ARCELORMITTAL: CODACONS DEPOSITA INTERVENTO AL CONSIGLIO DI STATO

     

    CHIESTO AI GIUDICI DI RIGETTARE RICHIESTE DELL’AZIENDA

    Il Codacons ha depositato formale intervento al Consiglio di Stato contro l’appello presentato da ArcelorMittal avverso la sentenza del Tar di Lecce del 13 febbraio scorso.
    Nel suo intervento l’associazione chiede ai giudici di rigettare tutte le richieste dell’azienda confermando le decisioni del Tar, e allega un documento contenente le analisi di reperti di grassi animali fatte da organi pubblici che evidenziano l’assurda quantità del micidiale veleno PENTAFURANO che è emesso solo e proprio dal camino E312 che la richiesta sospensiva vorrebbe tenere aperto. Veleno che ha contaminato il latte materno e di lì è passato ai neonati provocando morte e malattie irreversibili.
    Si legge nell’atto dell’associazione:
    “bisogna evidenziare come finalmente in Italia le istituzioni stiano reagendo di fronte al comportamento della multinazionale ArcelorMittal che, finora, si è mossa nel nostro paese unicamente cercando di trarre il massimo profitto da ogni situazione, con un atteggiamento proprio di chi non crede che il dialogo sia la soluzione migliore per far valere le proprie ragioni. Constatato che attualmente l’impianto siderurgico provoca gravi criticità sul piano sanitario (attestate da ultimo dalla VDS 2020); Constatato che il Gestore si disinteressa dal mettere in regola l’impianto, adottando pratiche che garantiscano la popolazione dai rischi emissivi (ad es. con il tanto richiesto inserimento dei filtri a manica nel camino E312 CHE PERMETTEREBBERO IL DIMEZZAMENTO DELLE EMISSIONI AD UN COSTO MOLTO CONTENUTO) è evidente che, a un certo punto, si doveva prendere posizione con forza: ammonendo ArcelorMittal dall’escludere dalla propria politica aziendale proprio la salute dei cittadini di Taranto.
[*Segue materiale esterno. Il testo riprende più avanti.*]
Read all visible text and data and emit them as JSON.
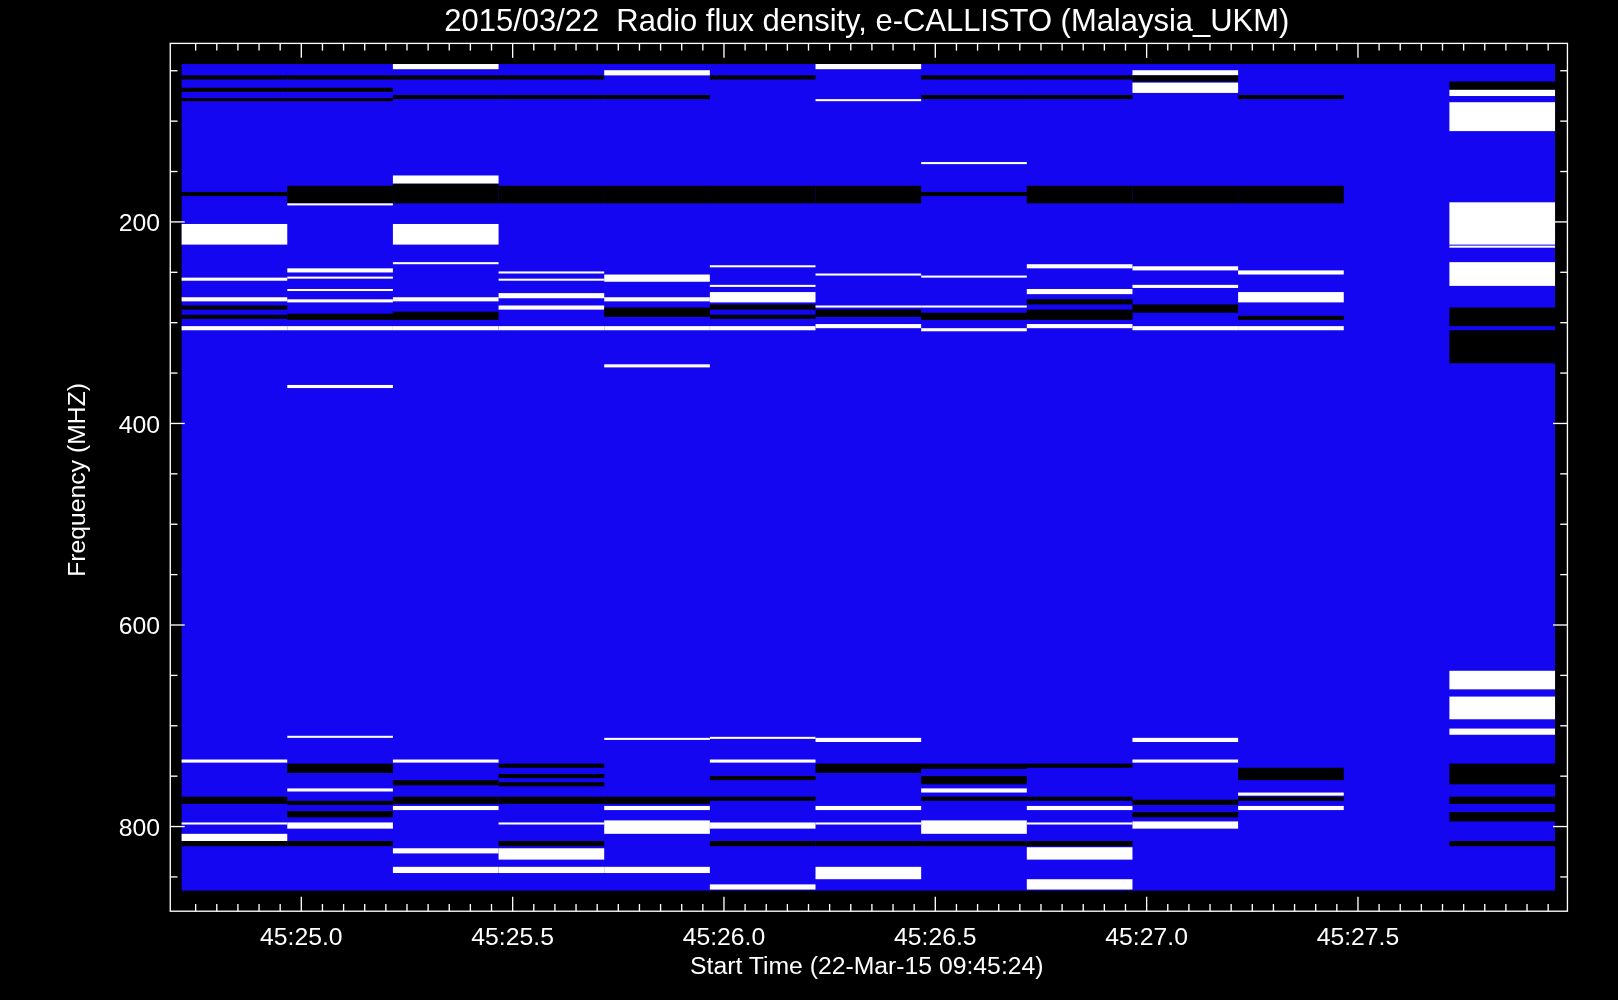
{
  "title": "2015/03/22  Radio flux density, e-CALLISTO (Malaysia_UKM)",
  "y_axis": {
    "label": "Frequency (MHZ)",
    "ticks": [
      "200",
      "400",
      "600",
      "800"
    ]
  },
  "x_axis": {
    "label": "Start Time (22-Mar-15 09:45:24)",
    "ticks": [
      "45:25.0",
      "45:25.5",
      "45:26.0",
      "45:26.5",
      "45:27.0",
      "45:27.5"
    ]
  }
}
L’atteggiamento del chi forse crede di essere persino sopra alle istituzioni si scorre anche nelle righe dell’appello di AMI: sentenza “assurda” (ripetuto due volte), sentenza “anomala”, “abnorme” (ripetuto tre volte), di una “gravità incalcolabile”, che “elude” il regime speciale previsto per ILVA […]
    se la valutazione estremamente sommaria e priva del contraddittorio che presiede alla concessione (o meno) del provvedimento monocratico, impinga questioni giuridico/fattuali controverse o che necessitano di un puntuale approfondimento, non potrà concedersi la tutela monocratica dovendosi attuare il contraddittorio in camera di consiglio”.

    Intanto sul caso dell’ex Ilva e sulla situazione di Taranto il Codacons ha indetto una conferenza stampa che si terrà online il prossimo 22 febbraio alle ore 12, e che vedrà la partecipazione di esperti e famiglie tarantine che hanno subito gravi perdite e danni a causa dell’inquinamento della città.